Monza, il quartiere Libertà diventa Zona 30: al via i lavori per strade più sicure
Sono iniziati nel quartiere Libertà di Monza gli interventi per la realizzazione della Zona 30, con nuove opere di moderazione del traffico e una strada scolastica.

Proseguono a Monza gli interventi per rendere le strade più sicure e vivibili. Dopo il quartiere Triante, i cantieri per la realizzazione della Zona 30 sono partiti anche nel quartiere Libertà, dove sono in programma opere di moderazione del traffico e nuove infrastrutture dedicate alla sicurezza di pedoni e ciclisti.
Strada scolastica e nuovi attraversamenti
Tra gli interventi previsti figura la realizzazione di una strada scolastica in via Roald Amundsen, che sarà temporaneamente chiusa al traffico veicolare durante gli orari di ingresso e uscita degli studenti, secondo modalità concordate con l’istituto scolastico.
Il progetto comprende inoltre una castellana con attraversamenti rialzati all’incrocio tra le vie Amundsen, Eraclito e Parmenide, un nuovo attraversamento pedonale in via del Molino San Michele e un attraversamento rialzato, affiancato da due attraversamenti a raso, in via Einstein.
Sono previsti anche l’allargamento dei marciapiedi agli incroci tra via Parmenide e via Tolomeo e tra via Parmenide e via Ragazzi del ’99, oltre al rifacimento di alcuni tratti di marciapiede e al potenziamento della segnaletica orizzontale e verticale.
Obiettivo: una mobilità più sicura e sostenibile
Gli interventi rientrano nel programma comunale dedicato alla moderazione del traffico e alla creazione di spazi urbani più accessibili, con l’istituzione di aree in cui il limite di velocità sarà fissato a 30 chilometri orari. L’obiettivo è favorire una convivenza più equilibrata tra automobilisti, pedoni e ciclisti, migliorando la sicurezza soprattutto per gli utenti più vulnerabili.

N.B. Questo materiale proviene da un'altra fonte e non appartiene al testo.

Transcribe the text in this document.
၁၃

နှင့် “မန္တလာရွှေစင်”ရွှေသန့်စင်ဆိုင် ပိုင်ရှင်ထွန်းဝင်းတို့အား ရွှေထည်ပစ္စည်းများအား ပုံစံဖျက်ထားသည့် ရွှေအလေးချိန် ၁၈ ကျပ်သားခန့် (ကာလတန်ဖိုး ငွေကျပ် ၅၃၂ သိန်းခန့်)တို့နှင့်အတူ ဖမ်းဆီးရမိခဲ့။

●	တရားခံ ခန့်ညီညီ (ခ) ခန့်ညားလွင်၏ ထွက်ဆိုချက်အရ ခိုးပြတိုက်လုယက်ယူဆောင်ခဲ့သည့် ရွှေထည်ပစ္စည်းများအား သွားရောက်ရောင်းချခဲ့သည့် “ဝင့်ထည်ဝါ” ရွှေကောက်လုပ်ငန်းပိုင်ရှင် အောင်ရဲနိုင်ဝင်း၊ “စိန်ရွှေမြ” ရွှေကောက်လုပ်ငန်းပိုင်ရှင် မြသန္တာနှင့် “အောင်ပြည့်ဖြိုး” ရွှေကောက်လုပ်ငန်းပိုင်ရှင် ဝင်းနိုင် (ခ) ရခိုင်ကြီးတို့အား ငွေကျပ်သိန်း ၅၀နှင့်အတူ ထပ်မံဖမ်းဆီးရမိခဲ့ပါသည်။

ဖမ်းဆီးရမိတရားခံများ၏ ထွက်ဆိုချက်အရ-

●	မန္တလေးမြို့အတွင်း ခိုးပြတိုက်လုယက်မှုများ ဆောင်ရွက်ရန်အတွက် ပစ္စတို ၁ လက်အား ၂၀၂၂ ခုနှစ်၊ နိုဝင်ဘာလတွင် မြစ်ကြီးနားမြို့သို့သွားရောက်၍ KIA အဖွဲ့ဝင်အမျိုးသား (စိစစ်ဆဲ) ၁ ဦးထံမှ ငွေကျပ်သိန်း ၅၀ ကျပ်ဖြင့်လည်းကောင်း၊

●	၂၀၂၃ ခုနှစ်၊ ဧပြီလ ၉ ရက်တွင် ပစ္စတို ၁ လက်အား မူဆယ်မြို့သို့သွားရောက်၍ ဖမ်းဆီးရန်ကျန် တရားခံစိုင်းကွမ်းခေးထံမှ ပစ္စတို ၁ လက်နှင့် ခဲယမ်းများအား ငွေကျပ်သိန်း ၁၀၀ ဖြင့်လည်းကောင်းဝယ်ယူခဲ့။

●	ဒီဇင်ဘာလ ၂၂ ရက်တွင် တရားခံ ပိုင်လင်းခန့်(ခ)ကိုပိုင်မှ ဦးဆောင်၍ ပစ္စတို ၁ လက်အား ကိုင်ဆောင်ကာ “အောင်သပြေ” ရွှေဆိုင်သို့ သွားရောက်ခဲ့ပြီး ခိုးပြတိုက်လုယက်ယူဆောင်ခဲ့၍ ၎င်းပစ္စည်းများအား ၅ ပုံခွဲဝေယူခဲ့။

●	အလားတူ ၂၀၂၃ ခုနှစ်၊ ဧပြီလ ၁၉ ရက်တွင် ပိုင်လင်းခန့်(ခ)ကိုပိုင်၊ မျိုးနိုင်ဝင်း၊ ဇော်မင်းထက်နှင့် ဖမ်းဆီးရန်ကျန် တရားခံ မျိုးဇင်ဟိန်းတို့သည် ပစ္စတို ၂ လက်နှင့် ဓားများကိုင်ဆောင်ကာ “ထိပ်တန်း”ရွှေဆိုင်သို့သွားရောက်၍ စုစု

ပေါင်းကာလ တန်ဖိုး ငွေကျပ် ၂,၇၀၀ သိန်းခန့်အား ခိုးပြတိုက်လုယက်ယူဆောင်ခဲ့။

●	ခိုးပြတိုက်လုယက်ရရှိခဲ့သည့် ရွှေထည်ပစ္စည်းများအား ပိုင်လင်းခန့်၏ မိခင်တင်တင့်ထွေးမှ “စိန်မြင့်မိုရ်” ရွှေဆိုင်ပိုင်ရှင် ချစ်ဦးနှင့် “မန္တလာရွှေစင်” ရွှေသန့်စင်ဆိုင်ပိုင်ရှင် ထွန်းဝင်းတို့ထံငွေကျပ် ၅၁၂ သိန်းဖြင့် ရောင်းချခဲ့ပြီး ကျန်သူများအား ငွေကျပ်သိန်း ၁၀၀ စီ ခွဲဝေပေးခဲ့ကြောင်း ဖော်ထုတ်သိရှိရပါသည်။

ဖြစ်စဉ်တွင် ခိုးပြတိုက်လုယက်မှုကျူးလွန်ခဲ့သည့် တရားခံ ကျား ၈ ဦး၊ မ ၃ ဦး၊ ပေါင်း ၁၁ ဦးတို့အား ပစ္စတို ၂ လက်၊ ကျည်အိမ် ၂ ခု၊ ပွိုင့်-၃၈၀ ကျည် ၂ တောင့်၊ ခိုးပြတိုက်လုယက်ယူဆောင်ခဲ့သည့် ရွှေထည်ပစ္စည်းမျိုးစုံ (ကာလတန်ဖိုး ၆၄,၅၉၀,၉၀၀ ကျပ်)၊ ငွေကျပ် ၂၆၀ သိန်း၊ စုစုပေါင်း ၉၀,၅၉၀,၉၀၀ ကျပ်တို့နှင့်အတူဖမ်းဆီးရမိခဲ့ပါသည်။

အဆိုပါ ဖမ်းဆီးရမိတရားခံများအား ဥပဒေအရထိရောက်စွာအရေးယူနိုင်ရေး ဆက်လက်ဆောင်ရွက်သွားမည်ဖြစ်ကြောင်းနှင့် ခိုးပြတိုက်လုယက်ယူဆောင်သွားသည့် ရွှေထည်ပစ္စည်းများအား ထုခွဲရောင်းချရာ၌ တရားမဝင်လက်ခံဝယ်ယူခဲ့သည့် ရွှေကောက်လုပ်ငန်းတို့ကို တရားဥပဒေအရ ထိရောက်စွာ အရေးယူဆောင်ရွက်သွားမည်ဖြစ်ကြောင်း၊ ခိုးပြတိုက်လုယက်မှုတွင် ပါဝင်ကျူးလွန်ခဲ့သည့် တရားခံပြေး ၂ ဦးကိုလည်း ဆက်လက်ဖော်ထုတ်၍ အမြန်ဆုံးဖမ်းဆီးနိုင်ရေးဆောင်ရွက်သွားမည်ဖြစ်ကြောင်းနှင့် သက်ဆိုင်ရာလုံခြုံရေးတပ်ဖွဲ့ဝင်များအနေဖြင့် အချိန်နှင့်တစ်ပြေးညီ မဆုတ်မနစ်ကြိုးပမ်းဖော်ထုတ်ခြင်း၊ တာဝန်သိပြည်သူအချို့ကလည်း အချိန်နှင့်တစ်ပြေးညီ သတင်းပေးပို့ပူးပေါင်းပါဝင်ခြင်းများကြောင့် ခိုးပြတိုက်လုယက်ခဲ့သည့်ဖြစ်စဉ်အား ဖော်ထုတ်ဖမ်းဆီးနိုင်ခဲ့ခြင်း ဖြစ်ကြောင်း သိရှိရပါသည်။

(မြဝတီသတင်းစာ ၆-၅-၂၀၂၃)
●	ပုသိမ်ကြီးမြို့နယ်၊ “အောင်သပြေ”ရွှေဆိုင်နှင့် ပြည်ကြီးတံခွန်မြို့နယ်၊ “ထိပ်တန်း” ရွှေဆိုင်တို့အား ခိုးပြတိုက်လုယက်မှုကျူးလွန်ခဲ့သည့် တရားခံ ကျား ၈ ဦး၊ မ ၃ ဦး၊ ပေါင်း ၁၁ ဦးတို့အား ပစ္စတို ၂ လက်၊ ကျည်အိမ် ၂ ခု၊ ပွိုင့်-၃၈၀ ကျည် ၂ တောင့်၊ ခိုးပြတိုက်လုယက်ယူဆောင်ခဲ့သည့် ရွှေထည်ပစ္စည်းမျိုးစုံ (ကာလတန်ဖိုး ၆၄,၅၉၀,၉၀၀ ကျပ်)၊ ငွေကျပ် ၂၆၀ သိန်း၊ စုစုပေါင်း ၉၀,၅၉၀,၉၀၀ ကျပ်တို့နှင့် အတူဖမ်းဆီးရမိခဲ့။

Secondo il Comune, i benefici attesi comprendono una guida più prudente, la riduzione del rumore e delle emissioni inquinanti, un minore consumo di carburante, il recupero di spazi pubblici e una diminuzione degli incidenti stradali, che in altri quartieri interessati da interventi analoghi ha raggiunto punte del 25%.
“Continuiamo a progettare e realizzare soluzioni specifiche per le zone di Monza che presentano maggiori criticità. L’obiettivo finale è offrire ai cittadini una città più sicura e a misura di persona”, sottolinea l’assessora alla Mobilità Irene Zappalà.